Pour sensibiliser la communauté éducative aux phénomènes de harcèlement dans le milieu scolaire, la journée Non au harcèlement est organisée chaque premier jeudi du mois de novembre. Cette journée est l’occasion de rappeler combien la prévention et la lutte contre le harcèlement sont fondamentales pour permettre aux élèves d’avoir une scolarité épanouie dans le cadre de l’École de la confiance.

 


Vous êtes victime ? Témoin ? Votre enfant est victime ? Vous êtes un professionnel ?
Consultez le site https://www.nonauharcelement.education.gouv.fr/

Le harcèlement nuit gravement à la vie scolaire des écoles et des établissements

Le harcèlement se définit comme une violence répétée qui peut être verbale, physique ou psychologique.

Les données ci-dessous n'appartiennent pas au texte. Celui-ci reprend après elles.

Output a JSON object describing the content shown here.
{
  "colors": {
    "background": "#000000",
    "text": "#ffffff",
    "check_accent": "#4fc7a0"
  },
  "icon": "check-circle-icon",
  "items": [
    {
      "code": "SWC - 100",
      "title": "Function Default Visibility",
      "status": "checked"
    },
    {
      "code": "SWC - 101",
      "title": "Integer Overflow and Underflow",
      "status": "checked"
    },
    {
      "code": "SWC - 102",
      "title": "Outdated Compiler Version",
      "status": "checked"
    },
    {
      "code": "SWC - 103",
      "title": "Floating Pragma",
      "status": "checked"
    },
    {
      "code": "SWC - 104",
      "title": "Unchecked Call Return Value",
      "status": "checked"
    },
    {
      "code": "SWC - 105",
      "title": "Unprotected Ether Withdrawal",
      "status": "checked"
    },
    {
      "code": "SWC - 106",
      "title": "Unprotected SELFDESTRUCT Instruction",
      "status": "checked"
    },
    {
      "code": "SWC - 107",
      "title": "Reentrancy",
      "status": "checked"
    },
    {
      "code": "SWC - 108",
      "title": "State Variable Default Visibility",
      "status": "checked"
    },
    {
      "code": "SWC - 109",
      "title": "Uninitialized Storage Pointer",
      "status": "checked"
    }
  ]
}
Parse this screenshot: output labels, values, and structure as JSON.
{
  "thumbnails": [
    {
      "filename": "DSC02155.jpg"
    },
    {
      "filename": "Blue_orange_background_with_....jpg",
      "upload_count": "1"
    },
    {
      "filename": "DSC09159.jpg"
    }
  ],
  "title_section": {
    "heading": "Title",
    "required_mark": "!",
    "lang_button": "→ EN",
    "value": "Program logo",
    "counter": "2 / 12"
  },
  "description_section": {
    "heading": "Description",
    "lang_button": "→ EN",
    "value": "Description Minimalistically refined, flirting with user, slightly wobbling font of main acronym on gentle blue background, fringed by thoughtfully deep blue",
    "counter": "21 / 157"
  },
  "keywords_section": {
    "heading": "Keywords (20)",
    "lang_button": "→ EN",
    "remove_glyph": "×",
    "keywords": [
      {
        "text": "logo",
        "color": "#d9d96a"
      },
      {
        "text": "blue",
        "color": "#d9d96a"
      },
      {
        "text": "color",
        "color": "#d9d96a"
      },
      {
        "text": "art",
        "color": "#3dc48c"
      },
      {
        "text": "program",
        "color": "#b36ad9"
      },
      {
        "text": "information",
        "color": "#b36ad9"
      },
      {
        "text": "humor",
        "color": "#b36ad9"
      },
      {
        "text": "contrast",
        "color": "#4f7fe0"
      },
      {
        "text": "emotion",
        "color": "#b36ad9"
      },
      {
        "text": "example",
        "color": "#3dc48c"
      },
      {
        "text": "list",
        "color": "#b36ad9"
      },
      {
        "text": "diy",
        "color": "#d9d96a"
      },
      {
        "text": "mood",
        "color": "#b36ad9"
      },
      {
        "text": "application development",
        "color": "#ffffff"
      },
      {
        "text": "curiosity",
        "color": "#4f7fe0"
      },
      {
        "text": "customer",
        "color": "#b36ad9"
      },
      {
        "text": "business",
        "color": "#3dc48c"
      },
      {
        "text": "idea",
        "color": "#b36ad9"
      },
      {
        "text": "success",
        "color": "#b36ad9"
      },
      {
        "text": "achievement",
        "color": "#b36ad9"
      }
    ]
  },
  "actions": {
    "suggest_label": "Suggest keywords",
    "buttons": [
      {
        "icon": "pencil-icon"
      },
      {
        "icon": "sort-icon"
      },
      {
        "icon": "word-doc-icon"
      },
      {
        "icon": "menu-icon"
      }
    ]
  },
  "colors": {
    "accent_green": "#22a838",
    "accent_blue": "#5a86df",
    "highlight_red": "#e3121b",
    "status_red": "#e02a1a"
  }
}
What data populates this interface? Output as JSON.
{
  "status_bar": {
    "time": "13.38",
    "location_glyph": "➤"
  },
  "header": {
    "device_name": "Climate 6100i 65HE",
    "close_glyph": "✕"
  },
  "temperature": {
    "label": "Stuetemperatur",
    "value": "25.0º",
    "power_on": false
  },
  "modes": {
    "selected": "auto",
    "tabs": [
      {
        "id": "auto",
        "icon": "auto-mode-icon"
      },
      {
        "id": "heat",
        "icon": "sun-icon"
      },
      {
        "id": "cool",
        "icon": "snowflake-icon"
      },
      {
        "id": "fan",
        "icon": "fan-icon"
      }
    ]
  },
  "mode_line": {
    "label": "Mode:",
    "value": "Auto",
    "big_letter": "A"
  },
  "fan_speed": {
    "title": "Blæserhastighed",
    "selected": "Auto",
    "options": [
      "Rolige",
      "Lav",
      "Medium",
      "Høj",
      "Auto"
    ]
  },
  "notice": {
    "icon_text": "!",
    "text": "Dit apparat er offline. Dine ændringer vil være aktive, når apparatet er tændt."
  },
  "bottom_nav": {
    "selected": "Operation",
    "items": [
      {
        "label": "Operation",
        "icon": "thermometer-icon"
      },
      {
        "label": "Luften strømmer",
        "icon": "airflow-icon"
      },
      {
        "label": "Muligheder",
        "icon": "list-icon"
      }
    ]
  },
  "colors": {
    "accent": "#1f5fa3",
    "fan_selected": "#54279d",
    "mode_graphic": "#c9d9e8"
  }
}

Cette violence se retrouve aussi au sein de l’école : elle est le fait d’un ou de plusieurs élèves à l’encontre d’une victime qui ne peut se défendre. Lorsqu’un enfant ou un adolescent est insulté, menacé, battu, bousculé ou reçoit des messages injurieux à répétition, on parle donc de harcèlement. Insidieusement, ces agressions répétées impactent sensiblement l’enfance et l’adolescence de près de 700 000 élèves environ, toutes catégories sociales confondues (source enquête victimation 2015 – DEPP).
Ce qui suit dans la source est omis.